The beetle's future is less certain, however, in Oklahoma and neighboring states. Small populations may persist for some time on protected lands such as the beetle banks and the Tallgrass Prairie Preserve. But, Hoback says, “the more habitat fragmentation that happens, the smaller the populations of ABBs remain, and small populations can't respond as well” to environmental threats. Then, Creighton adds, “it's just a matter of time before the beetle's gone.” There are many people in Oklahoma who are willing to live with that prospect.
The American burying beetle is not an easy creature to root for. It traffics in death. It gets in the way of human endeavor. It is expensive; it is inconvenient—less exoskeleton-and-hemolymph insect than symbol of all that opponents believe is wrong with American environmental laws: land-use restriction, excessive regulation, infuriating delays, meddling bureaucrats and an industry of consultants such as Middick, with their coolers full of dead things to attract imperiled things that no one knows are there and no one is likely to miss.
Does an insect matter? Should we care for the smallest among us? These invertebrates do provide essential services to the rest of the world: nutrient cycling, pollination, pest control and decomposition. Sometimes the benefits are more direct: researchers are currently investigating the antimicrobial compounds that the burying beetles secrete for use as antibiotics or preservatives. The beetles also reduce breeding grounds for maggots. One dead mouse can spawn 15 beetles—or, alternatively, play host to 300 disease-transmitting flies. “The beetles are important,” Hoback says.
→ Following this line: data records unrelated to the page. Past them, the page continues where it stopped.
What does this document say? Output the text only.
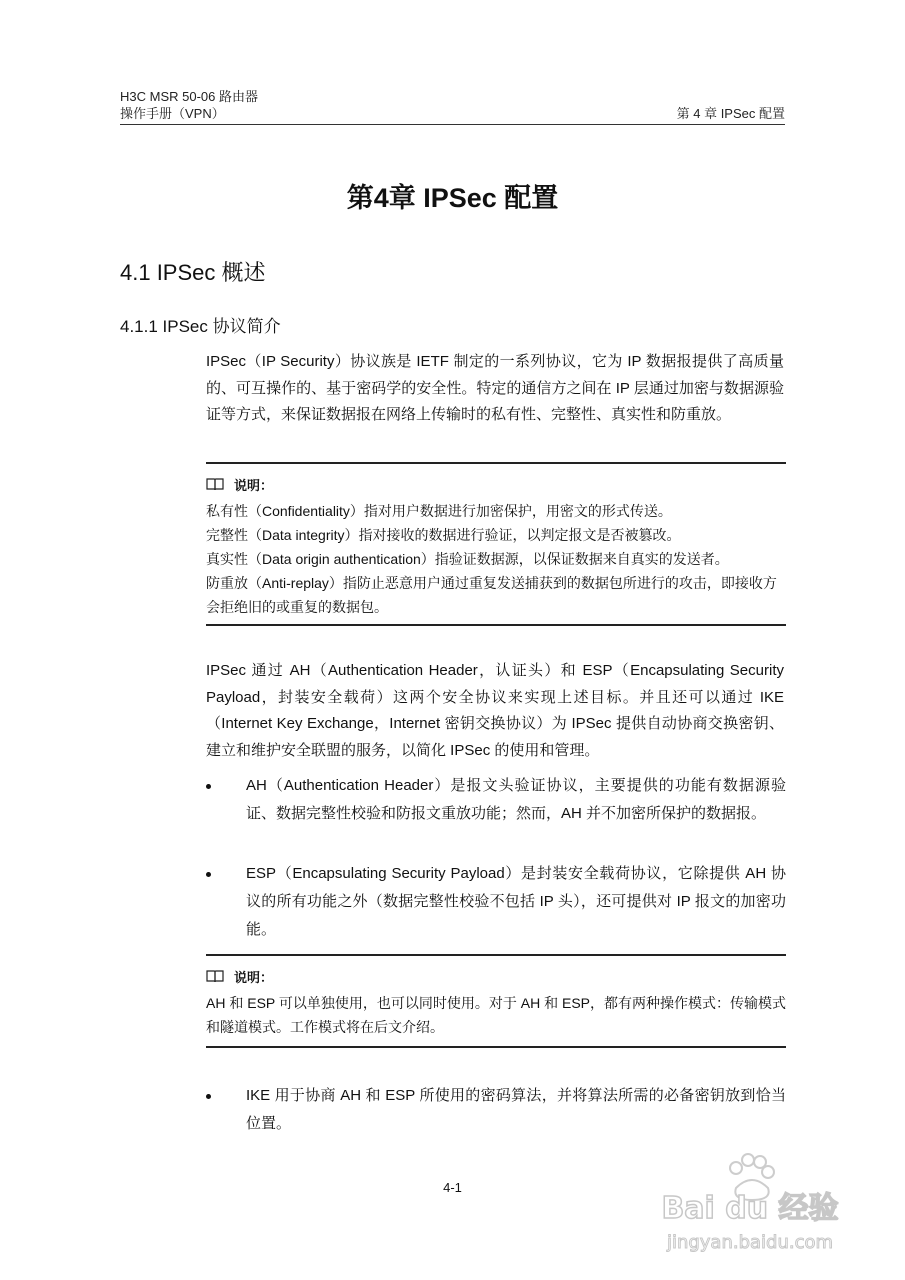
H3C MSR 50-06 路由器
操作手册（VPN）	第 4 章 IPSec 配置
第4章 IPSec 配置
4.1 IPSec 概述
4.1.1 IPSec 协议简介
IPSec（IP Security）协议族是 IETF 制定的一系列协议，它为 IP 数据报提供了高质量的、可互操作的、基于密码学的安全性。特定的通信方之间在 IP 层通过加密与数据源验证等方式，来保证数据报在网络上传输时的私有性、完整性、真实性和防重放。
说明：
私有性（Confidentiality）指对用户数据进行加密保护，用密文的形式传送。
完整性（Data integrity）指对接收的数据进行验证，以判定报文是否被篡改。
真实性（Data origin authentication）指验证数据源，以保证数据来自真实的发送者。
防重放（Anti-replay）指防止恶意用户通过重复发送捕获到的数据包所进行的攻击，即接收方会拒绝旧的或重复的数据包。
IPSec 通过 AH（Authentication Header，认证头）和 ESP（Encapsulating Security Payload，封装安全载荷）这两个安全协议来实现上述目标。并且还可以通过 IKE（Internet Key Exchange，Internet 密钥交换协议）为 IPSec 提供自动协商交换密钥、建立和维护安全联盟的服务，以简化 IPSec 的使用和管理。
AH（Authentication Header）是报文头验证协议，主要提供的功能有数据源验证、数据完整性校验和防报文重放功能；然而，AH 并不加密所保护的数据报。
ESP（Encapsulating Security Payload）是封装安全载荷协议，它除提供 AH 协议的所有功能之外（数据完整性校验不包括 IP 头），还可提供对 IP 报文的加密功能。
说明：
AH 和 ESP 可以单独使用，也可以同时使用。对于 AH 和 ESP，都有两种操作模式：传输模式和隧道模式。工作模式将在后文介绍。
IKE 用于协商 AH 和 ESP 所使用的密码算法，并将算法所需的必备密钥放到恰当位置。
4-1
Bai du 经验
jingyan.baidu.com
But of course, the vast majority of North Americans have survived for almost a century without the help of burying beetles. And if protections are removed and groups such as the American Stewards of Liberty are wrong about beetle population strength, we may have to live without them in the next. Saving an endangered species is an altogether human project—deciding as a nation that we should protect something at risk. Scientists and citizens labor in muggy dawns and dusks, in thickets teeming with chiggers and deer ticks, surrounded by the smell of death. It is an effort as peculiar as the beetle itself: underground, beneath notice, bearing a whiff of loss and futility.